The bond offering shows the penalty New Jersey is paying to borrow as it faces financial pressure from an $83 billion deficit in its employee-retirement system, which state leaders have shortchanged for years. The escalating bills to the pension funds have left New Jersey with the second-lowest credit rating among states after Illinois.

“Unless the state can show that it can make long-standing strides in its pension and health-care obligations, the state should be prepared to be penalized when it brings new issues to market,” said Neil Klein, senior managing director in New York at Carret Asset Management, which oversees $750 million of municipal debt. Carret didn’t buy any of the bonds.

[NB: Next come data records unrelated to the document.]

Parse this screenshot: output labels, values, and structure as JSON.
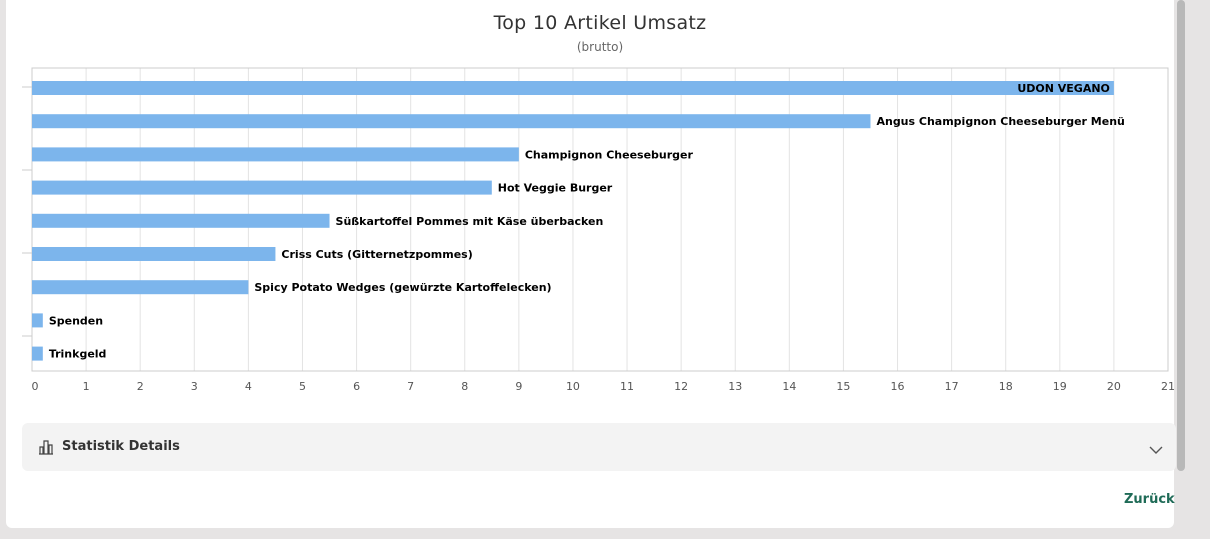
{
  "chart_data": {
    "type": "bar",
    "orientation": "horizontal",
    "title": "Top 10 Artikel Umsatz",
    "subtitle": "(brutto)",
    "categories": [
      "UDON VEGANO",
      "Angus Champignon Cheeseburger Menü",
      "Champignon Cheeseburger",
      "Hot Veggie Burger",
      "Süßkartoffel Pommes mit Käse überbacken",
      "Criss Cuts (Gitternetzpommes)",
      "Spicy Potato Wedges (gewürzte Kartoffelecken)",
      "Spenden",
      "Trinkgeld"
    ],
    "values": [
      20,
      15.5,
      9,
      8.5,
      5.5,
      4.5,
      4,
      0.2,
      0.2
    ],
    "xlim": [
      0,
      21
    ],
    "x_ticks": [
      "0",
      "1",
      "2",
      "3",
      "4",
      "5",
      "6",
      "7",
      "8",
      "9",
      "10",
      "11",
      "12",
      "13",
      "14",
      "15",
      "16",
      "17",
      "18",
      "19",
      "20",
      "21"
    ],
    "grid": true,
    "bar_color": "#7cb5ec"
  },
  "details": {
    "label": "Statistik Details",
    "icon": "bar-chart-icon",
    "toggle_icon": "chevron-down-icon"
  },
  "footer": {
    "back_label": "Zurück",
    "link_color": "#1f6b57"
  }
}
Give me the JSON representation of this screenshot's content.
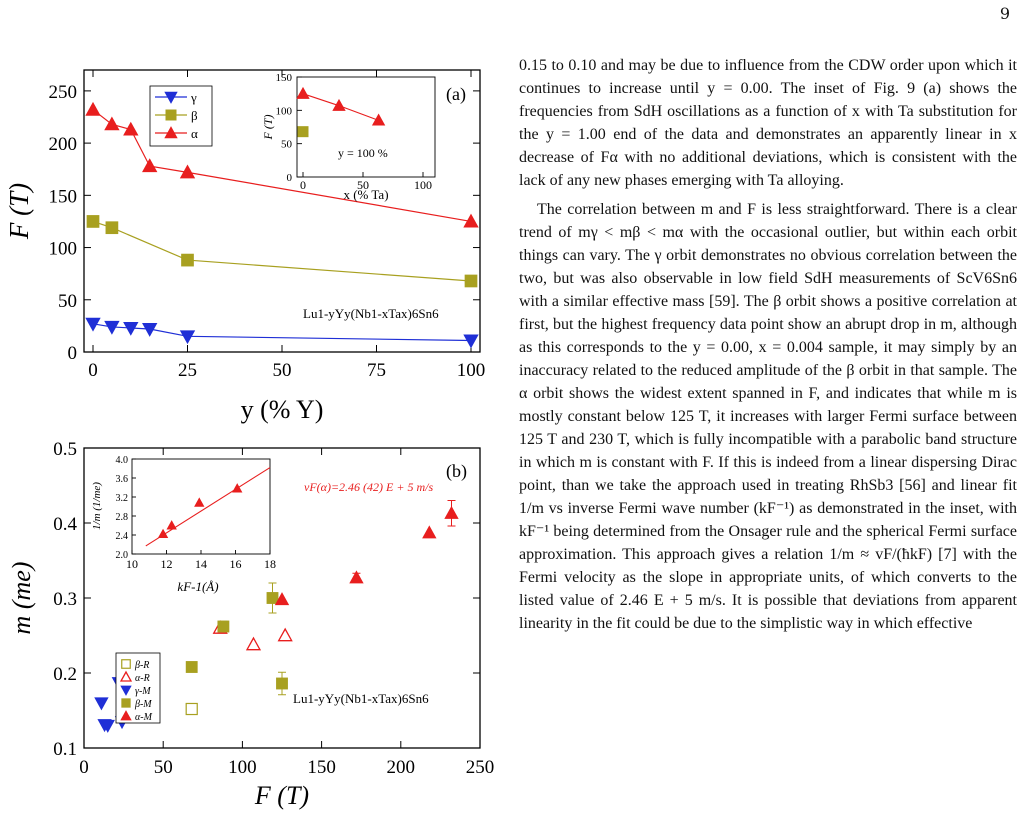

Yields ranged from 3.24 percent for a bond maturing in 2019 to 5.1 percent for a 2040 security, according to data compiled by Bloomberg. Bank of America Merrill Lynch was the lead underwriter of the sale.

The 10-year securities were priced at 4.37 percent, compared with 2.21 percent yield on comparable top-rated debt. The $401.9 million in taxable bonds carried yields from 3.38 percent for 2017 securities to 4.45 percent for five-year bonds, the data show.

School Bonds

New Jersey ended up paying more in 10 years than A rated Guam, which sold comparable maturity debt Tuesday at a yield of 3.14 percent. Cobb County, Georgia’s top-rated taxable bonds, also priced Tuesday, yielded 3.25 percent in 10 years.

Proceeds for the New Jersey issue will fund school construction costs, refinance debt and terminate derivative contracts. The bonds are rated A3 by Moody’s Investors Service, the company’s seventh-highest investment grade.

The deal accomplished the state’s goals, and its true interest cost is 4.58 percent, said Christopher Santarelli, a spokesman for the Treasury Department.

“The offering saw widespread market acceptance with $450 million retail orders from mom and pops to some of the largest institutional municipal investors in the country,” Santarelli said by e-mail.